A intervenção do Fernando Alexandre da Universidade do Minho foi importante pelo seu otimismo em matéria de envolvimento adicional da academia em estudos de avaliação, mas fundamental e crucial do ponto de vista em que ajudou a compreender que tipo de avaliações deve o envolvimento da academia privilegiar. A equipa da Universidade do Minho por si coordenada teve acesso a toda a base de dados do acesso das empresas a sistemas de apoios e incentivos desde 2007 a 2021. Segundo o Fernando Alexandre, esta base de dados é das melhores que existe a nível mundial em matéria de ajudas às empresas e permite avaliar com rigor os contributos desses apoios para variáveis como a evolução da produtividade do trabalho, para mais distinguindo entre empresas de dimensão diferenciada e consoante receberam ao longo do processo um, dois ou n-apoios. Considero esta intervenção crucial para selecionar os trabalhos de avaliação que devem ser outorgados à academia, com extrações específicas de informação que, pela magnitude de dados que acolhem, só podem ser tratadas e estudas por equipas universitárias de grande porte. E, ainda mais importante, pela qualidade única da base de dados, tais trabalhos possibilitarão às equipas envolvidas publicações em revistas da especialidade com largo potencial para a validação do percurso académico. Uma situação clara de win-win.
Quanto à minha intervenção já dela dei conta. A intervenção do deputado Jorge Botelho foi relevante na medida em que permitiu identificar com clareza mais um utilizador potencial e interessado nos trabalhos de avaliação – a Assembleia da República e os deputados que nela trabalham.
Finalmente, o jornalista Victor Ferreira, apoiando-se no célebre sermão do Padre António Vieira que versa sobre a incompetência do pregador se a mensagem do sermão não é captada pelos fiéis, dissertou sobre as suas angústias e bloqueios para fazer um trabalho mais sério de leitura crítica dos trabalhos de avaliação. Situando-se no exemplo da baixa percentagem de doutorados apoiados pelo QREN e PT2020 a trabalhar em empresas, o jornalista do Público refletiu sobre a incomodidade de não ter tido acesso a informação que lhe permitisse discutir e problematizar aquela conclusão da avaliação sobre a formação avançada. E bateu forte e feio na disponibilização de elementos limitados a sumários executivos ou de relatórios entregues horas antes das conferências de imprensa. Retorqui-lhe que isso não é culpa dos avaliadores. As equipas de avaliação disponibilizarão de bom grado todos os materiais e bases estatísticas que conduziram aos resultados finais.

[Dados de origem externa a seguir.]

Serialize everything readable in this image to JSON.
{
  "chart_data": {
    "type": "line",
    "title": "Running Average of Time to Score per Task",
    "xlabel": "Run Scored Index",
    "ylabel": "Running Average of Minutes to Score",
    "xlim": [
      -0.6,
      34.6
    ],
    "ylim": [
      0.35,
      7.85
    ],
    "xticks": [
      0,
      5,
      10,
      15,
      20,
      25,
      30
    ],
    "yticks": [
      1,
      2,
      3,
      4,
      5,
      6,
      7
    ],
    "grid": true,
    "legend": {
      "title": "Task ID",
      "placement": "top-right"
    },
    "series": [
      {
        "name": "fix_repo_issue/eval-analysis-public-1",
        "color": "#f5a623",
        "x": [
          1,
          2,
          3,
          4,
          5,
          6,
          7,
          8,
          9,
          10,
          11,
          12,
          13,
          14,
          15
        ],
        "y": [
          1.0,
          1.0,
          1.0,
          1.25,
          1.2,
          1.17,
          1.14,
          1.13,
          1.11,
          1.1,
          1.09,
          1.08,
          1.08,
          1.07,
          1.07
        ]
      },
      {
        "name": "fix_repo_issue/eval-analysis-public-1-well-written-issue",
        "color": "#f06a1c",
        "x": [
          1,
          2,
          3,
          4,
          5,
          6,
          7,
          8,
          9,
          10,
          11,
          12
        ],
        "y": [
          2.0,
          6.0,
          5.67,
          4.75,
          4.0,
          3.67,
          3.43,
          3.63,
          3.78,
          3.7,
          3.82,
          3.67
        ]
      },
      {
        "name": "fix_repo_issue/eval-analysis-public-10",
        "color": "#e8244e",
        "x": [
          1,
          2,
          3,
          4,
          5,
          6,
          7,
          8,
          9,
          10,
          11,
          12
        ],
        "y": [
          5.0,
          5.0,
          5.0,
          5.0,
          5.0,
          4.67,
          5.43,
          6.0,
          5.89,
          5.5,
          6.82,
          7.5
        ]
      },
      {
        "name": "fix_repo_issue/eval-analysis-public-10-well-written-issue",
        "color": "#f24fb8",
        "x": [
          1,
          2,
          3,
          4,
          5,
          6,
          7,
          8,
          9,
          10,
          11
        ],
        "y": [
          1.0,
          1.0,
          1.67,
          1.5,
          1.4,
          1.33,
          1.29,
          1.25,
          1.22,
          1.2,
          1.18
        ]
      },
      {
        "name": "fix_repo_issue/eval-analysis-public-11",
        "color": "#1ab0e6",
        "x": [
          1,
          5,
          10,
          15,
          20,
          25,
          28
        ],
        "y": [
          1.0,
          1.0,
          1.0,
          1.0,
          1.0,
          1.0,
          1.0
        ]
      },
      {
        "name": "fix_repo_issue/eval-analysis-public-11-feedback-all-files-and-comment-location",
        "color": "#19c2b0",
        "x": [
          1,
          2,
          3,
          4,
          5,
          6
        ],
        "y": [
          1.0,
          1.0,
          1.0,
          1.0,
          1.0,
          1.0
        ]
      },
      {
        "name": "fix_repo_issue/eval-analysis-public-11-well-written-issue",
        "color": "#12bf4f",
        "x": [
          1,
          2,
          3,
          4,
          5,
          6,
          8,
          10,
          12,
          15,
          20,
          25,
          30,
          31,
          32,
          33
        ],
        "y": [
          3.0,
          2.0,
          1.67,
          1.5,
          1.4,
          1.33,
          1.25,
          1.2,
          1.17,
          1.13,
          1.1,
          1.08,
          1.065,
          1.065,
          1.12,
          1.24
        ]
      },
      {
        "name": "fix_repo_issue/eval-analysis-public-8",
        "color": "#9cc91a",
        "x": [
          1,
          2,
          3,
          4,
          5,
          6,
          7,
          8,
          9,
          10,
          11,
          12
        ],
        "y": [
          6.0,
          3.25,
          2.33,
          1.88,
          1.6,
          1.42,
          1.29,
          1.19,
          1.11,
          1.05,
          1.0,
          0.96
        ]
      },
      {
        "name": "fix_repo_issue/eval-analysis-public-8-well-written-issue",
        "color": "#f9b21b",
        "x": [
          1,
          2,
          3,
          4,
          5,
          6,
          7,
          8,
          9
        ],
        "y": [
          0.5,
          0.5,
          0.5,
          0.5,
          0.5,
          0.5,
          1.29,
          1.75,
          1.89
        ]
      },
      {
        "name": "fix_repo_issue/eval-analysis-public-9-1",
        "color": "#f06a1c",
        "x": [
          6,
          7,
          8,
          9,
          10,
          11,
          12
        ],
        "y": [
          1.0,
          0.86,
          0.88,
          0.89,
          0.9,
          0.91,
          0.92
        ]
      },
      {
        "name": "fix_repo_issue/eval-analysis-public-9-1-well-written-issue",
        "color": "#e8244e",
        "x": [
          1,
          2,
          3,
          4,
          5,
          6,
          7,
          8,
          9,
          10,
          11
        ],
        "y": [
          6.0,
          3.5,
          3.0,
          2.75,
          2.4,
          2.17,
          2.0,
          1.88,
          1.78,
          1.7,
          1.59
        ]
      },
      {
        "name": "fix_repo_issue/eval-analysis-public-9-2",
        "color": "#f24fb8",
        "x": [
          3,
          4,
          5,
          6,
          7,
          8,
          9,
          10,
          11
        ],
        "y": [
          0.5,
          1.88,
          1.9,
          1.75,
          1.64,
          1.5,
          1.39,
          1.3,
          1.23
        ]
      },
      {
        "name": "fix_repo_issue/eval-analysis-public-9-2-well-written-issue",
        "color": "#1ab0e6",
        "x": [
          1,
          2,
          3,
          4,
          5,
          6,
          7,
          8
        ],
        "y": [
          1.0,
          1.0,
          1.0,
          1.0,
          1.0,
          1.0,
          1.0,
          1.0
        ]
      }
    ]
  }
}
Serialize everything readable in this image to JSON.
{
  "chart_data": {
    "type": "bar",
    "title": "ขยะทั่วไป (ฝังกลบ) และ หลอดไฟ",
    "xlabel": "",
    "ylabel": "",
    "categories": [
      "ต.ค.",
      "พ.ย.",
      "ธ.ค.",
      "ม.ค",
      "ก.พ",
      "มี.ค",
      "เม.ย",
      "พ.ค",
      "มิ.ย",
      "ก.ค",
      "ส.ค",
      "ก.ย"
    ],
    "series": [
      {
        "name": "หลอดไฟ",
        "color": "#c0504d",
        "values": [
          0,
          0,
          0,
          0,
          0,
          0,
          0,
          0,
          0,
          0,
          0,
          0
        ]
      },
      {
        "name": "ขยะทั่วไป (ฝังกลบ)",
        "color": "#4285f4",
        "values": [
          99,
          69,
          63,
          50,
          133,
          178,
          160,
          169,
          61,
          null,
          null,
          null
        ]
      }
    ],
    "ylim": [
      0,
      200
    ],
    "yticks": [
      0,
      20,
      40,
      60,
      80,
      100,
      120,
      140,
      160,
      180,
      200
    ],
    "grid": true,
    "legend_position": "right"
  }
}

A Ministra Mariana Vieira da Silva fechou e bem num tom mais informal do que oficial o seminário, fazendo finca pé na relevância da avaliação útil e credível para contrariar a agenda mediática armadilhada que predomina na comunicação social portuguesa. Foco apenas nas condições de execução e na afirmação não demonstrada de que os Fundos Europeus não têm impacto estrutural são agendas falsas que é necessário contrariar. Assino por baixo. E tendo ouvido já na parte final do debate a minha expressão de incomodidade em ter de comunicar avaliações de programas cada vez mais complexos, nem sempre pelas melhores razões, a Ministra não resistiu quando se despedia em interpelar-me pessoalmente afirmando em tom de riso que eu também deveria começar a comunicar em registos de cinco minutos ou menos esses resultados. Alguns think-tanks de direita fazem-no com competência.
Sobre isto tenho a dizer o seguinte: Cara Mariana, não sei se estarei para aí virado, mas agradeço o conselho.